Marco Antônio Heredia Viveros, ex-marido da ativista Maria da Penha
Reprodução
A Justiça do Rio Grande do Norte decidiu manter a prisão de Marco Antônio Heredia Viveros, ex-marido da ativista Maria da Penha Maia Fernandes, após audiência de custódia que ocorreu nesta segunda-feira (10), em Natal.
Marco Antônio Heredia Viveros foi preso neste domingo (9) após a Justiça acolher o pedido do Ministério Público do Ceará. A decisão, em favor de Maria da Penha e das filhas da ativista, foi proferida após ele ter concedido uma entrevista sobre a tentativa de feminicídio, violando uma das cautelares expedidas em 2024.
Ele foi preso pela Polícia Militar do Rio Grande do Norte, em Natal, em uma ação articulada com o Grupo de Atuação Especial de Combate às Organizações Criminosas (Gaeco) do Ministério Público.

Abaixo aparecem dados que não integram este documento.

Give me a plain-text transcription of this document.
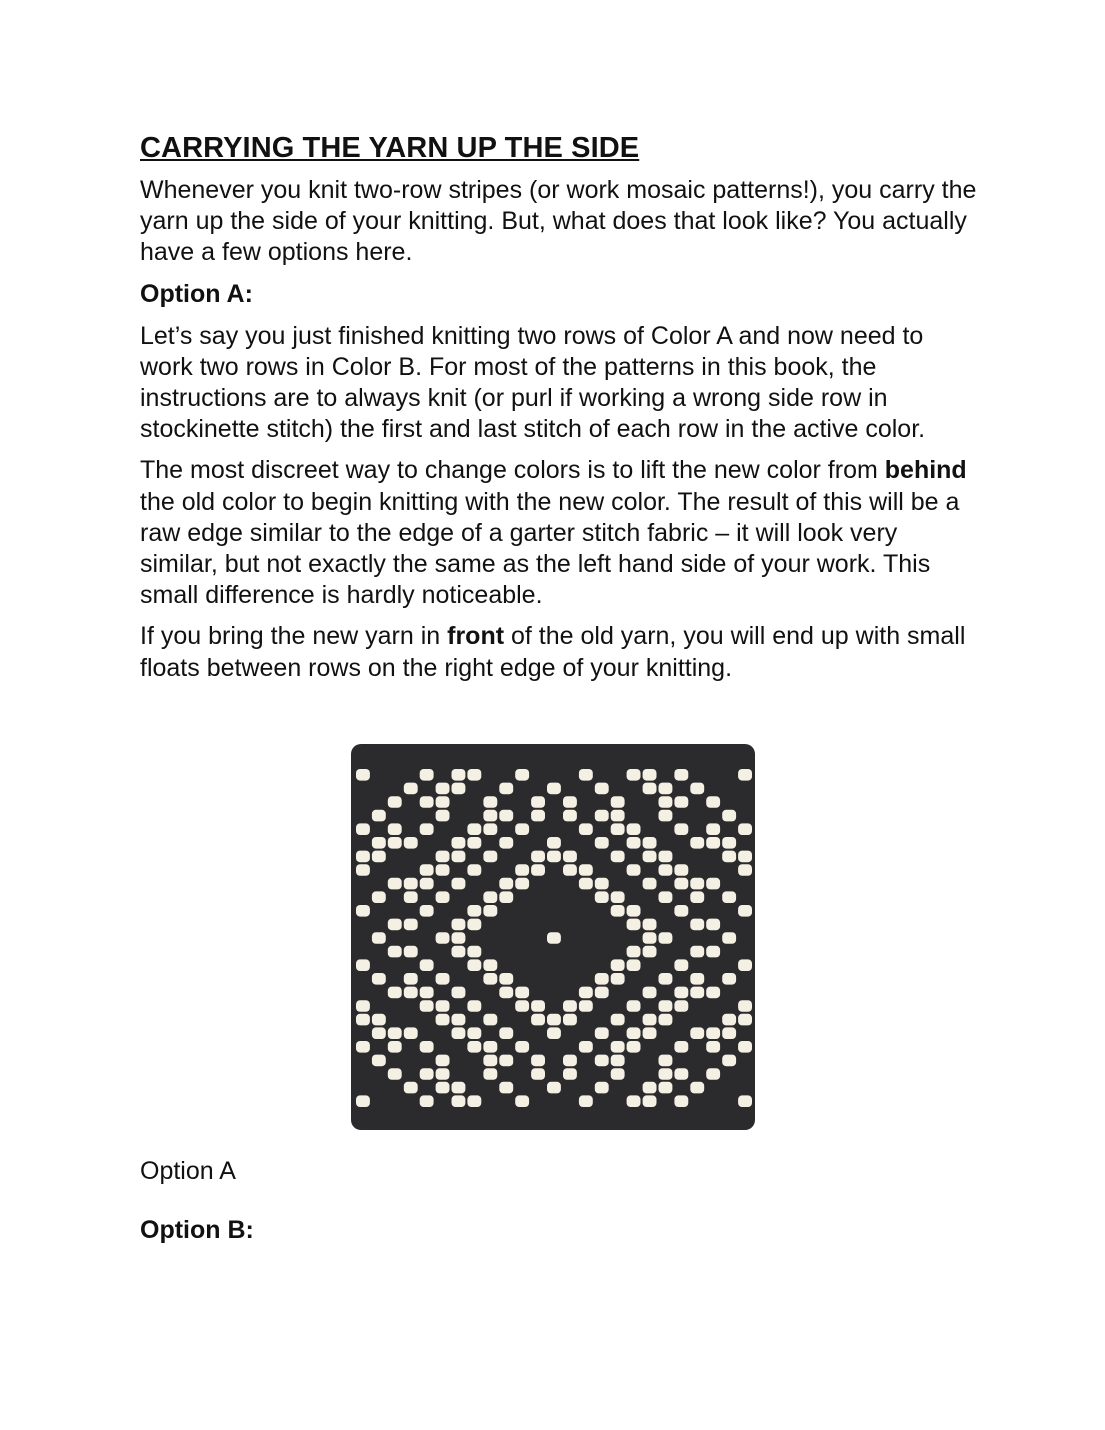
CARRYING THE YARN UP THE SIDE

Whenever you knit two-row stripes (or work mosaic patterns!), you carry the yarn up the side of your knitting. But, what does that look like? You actually have a few options here.

Option A:

Let’s say you just finished knitting two rows of Color A and now need to work two rows in Color B. For most of the patterns in this book, the instructions are to always knit (or purl if working a wrong side row in stockinette stitch) the first and last stitch of each row in the active color.

The most discreet way to change colors is to lift the new color from behind the old color to begin knitting with the new color. The result of this will be a raw edge similar to the edge of a garter stitch fabric – it will look very similar, but not exactly the same as the left hand side of your work. This small difference is hardly noticeable.

If you bring the new yarn in front of the old yarn, you will end up with small floats between rows on the right edge of your knitting.

Option A
Option B:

Desde 2024, o investigado estava proibido de divulgar informações sobre o processo e de propagar o nome ou a imagem das vítimas em mídias sociais, aplicativos ou qualquer ambiente virtual. Porém, chamadas veiculadas em uma emissora nos últimos dias anunciavam que ele concedeu entrevista ao veículo para uma reportagem com exibição prevista para domingo.
Conforme a representação do MP, trechos da matéria e conteúdos promocionais estavam sendo divulgados em plataformas digitais e redes sociais, caracterizando o descumprimento da determinação judicial.

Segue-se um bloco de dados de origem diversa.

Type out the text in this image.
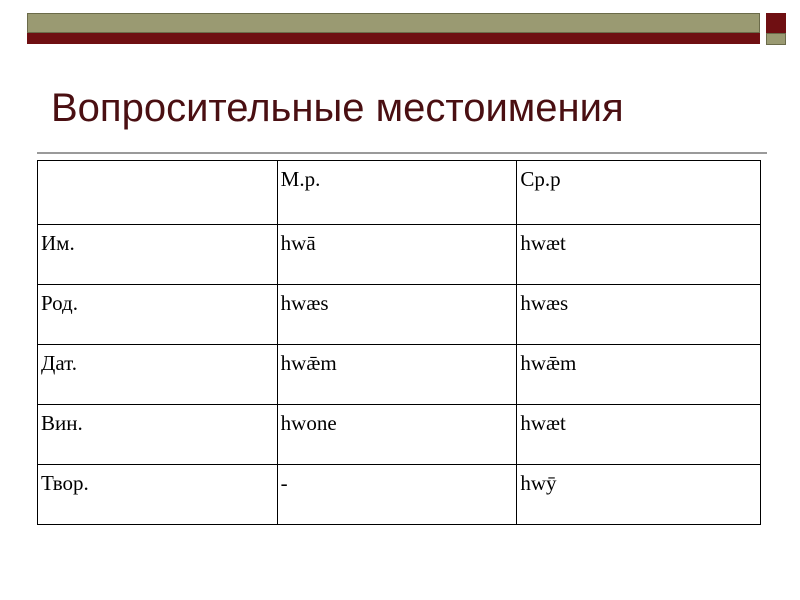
Вопросительные местоимения
	М.р.	Ср.р
Им.	hwā	hwæt
Род.	hwæs	hwæs
Дат.	hwǣm	hwǣm
Вин.	hwone	hwæt
Твор.	-	hwȳ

Na decisão, a Justiça entendeu haver indícios suficientes da prática do crime de descumprimento de medidas protetivas de urgência, previsto no artigo 24-A da Lei Maria da Penha, e destacou que o investigado foi devidamente notificado das restrições impostas e das consequências jurídicas em caso de violação da medida.
Além de decretar a prisão, também foi determinada a retirada imediata do ar de conteúdos relacionados à entrevista, sendo proibida a veiculação da reportagem ou divulgação em quaisquer plataformas.
“A Justiça exige ainda a preservação de todo o material ligado à produção do material, incluindo arquivos, registros de edição, contratos, comunicações internas e documentos correlatos, sob pena de multa diária de R$ 100 mil em caso de descumprimento”, destacou o MP do Ceará em nota.
Na decisão, o juízo destacou que a medida visa garantir a ordem pública, assegurar a efetividade das medidas protetivas de urgência e impedir a continuidade da prática delitiva.